I’m a data scientist newbie to the stock market, trying to wrap my head around numerai.
The first shock as a complete newbie has been that the data is so anonymized. After reading docs and forum, I understand: the data that the hedge fund provide is actually one of its assets and apparently expensive to get. Ok, I understand.
However, the fact that the stock ids are not only anonymized but changes randomly from era to era, has me very confused. Aren’t we losing an extremely important bit of the information? To try to give the magnitude of what I am (mis)understanding: the current AI revolution with deep learning has started and continues in big part since people took advantage first of the geometric structure of the data (CNN applied to image) and ongoing with temporal/sequencial structure of the data (RNNs and its variants applied to NLP and any sequence-type data).
Aren’t we losing a lot by removing this information?
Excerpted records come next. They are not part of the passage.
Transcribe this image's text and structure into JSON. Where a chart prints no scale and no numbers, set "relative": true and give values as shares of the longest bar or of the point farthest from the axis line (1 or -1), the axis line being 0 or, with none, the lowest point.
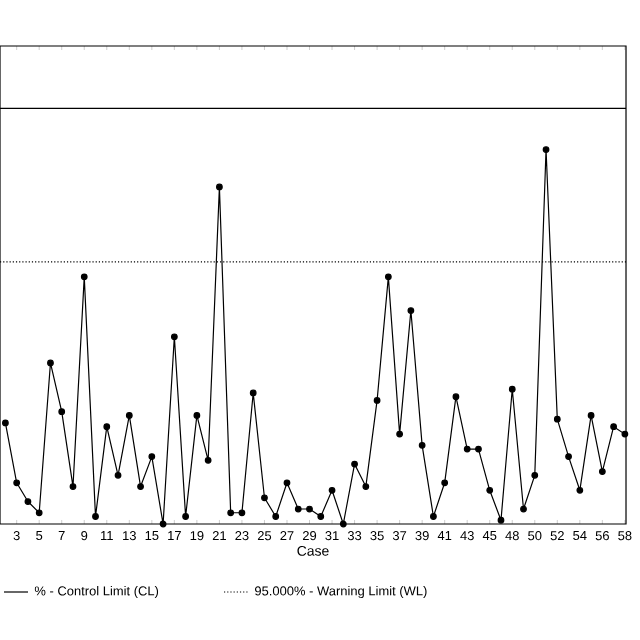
{
  "chart_data": {
    "type": "line",
    "xlabel": "Case",
    "categories": [
      null,
      "3",
      null,
      "5",
      null,
      "7",
      null,
      "9",
      null,
      "11",
      null,
      "13",
      null,
      "15",
      null,
      "17",
      null,
      "19",
      null,
      "21",
      null,
      "23",
      null,
      "25",
      null,
      "27",
      null,
      "29",
      null,
      "31",
      null,
      "33",
      null,
      "35",
      null,
      "37",
      null,
      "39",
      null,
      "41",
      null,
      "43",
      null,
      "45",
      null,
      "48",
      null,
      "50",
      null,
      "52",
      null,
      "54",
      null,
      "56",
      null,
      "58"
    ],
    "series": [
      {
        "color": "#000000",
        "values": [
          0.27,
          0.11,
          0.06,
          0.03,
          0.43,
          0.3,
          0.1,
          0.66,
          0.02,
          0.26,
          0.13,
          0.29,
          0.1,
          0.18,
          0,
          0.5,
          0.02,
          0.29,
          0.17,
          0.9,
          0.03,
          0.03,
          0.35,
          0.07,
          0.02,
          0.11,
          0.04,
          0.04,
          0.02,
          0.09,
          0,
          0.16,
          0.1,
          0.33,
          0.66,
          0.24,
          0.57,
          0.21,
          0.02,
          0.11,
          0.34,
          0.2,
          0.2,
          0.09,
          0.01,
          0.36,
          0.04,
          0.13,
          1,
          0.28,
          0.18,
          0.09,
          0.29,
          0.14,
          0.26,
          0.24
        ]
      }
    ],
    "relative": true,
    "marker": "circle",
    "line_style": "solid",
    "ref_lines": [
      {
        "axis": "y",
        "value": 1.11,
        "label": "% - Control Limit (CL)",
        "line_style": "solid",
        "color": "#000000"
      },
      {
        "axis": "y",
        "value": 0.7,
        "label": "95.000% - Warning Limit (WL)",
        "line_style": "dotted",
        "color": "#000000"
      }
    ],
    "legend": "bottom"
  }
}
Just imagine image classification with the position of the pixels randomized, or NLP with the words shuffled.
What is the reason to remove the id consistency over time? That it would somehow make possible a des-anonymization of the data?
If an answer is that the temporal information of each stock is somehow embedded in the row, spread through the features, I would argue that just like we want collective intelligence applying data science over the features, it might be as important to do it over time, rather than having that axis of the information used for us in a fixed way.
In addition, any possible correlation between different stocks over time is lost as we can’t track them over time. Maybe this is better from a stock prediction point of view, I don’t know.
Just trying to understand here, I hope there is something that I missed!
Thank you in advance!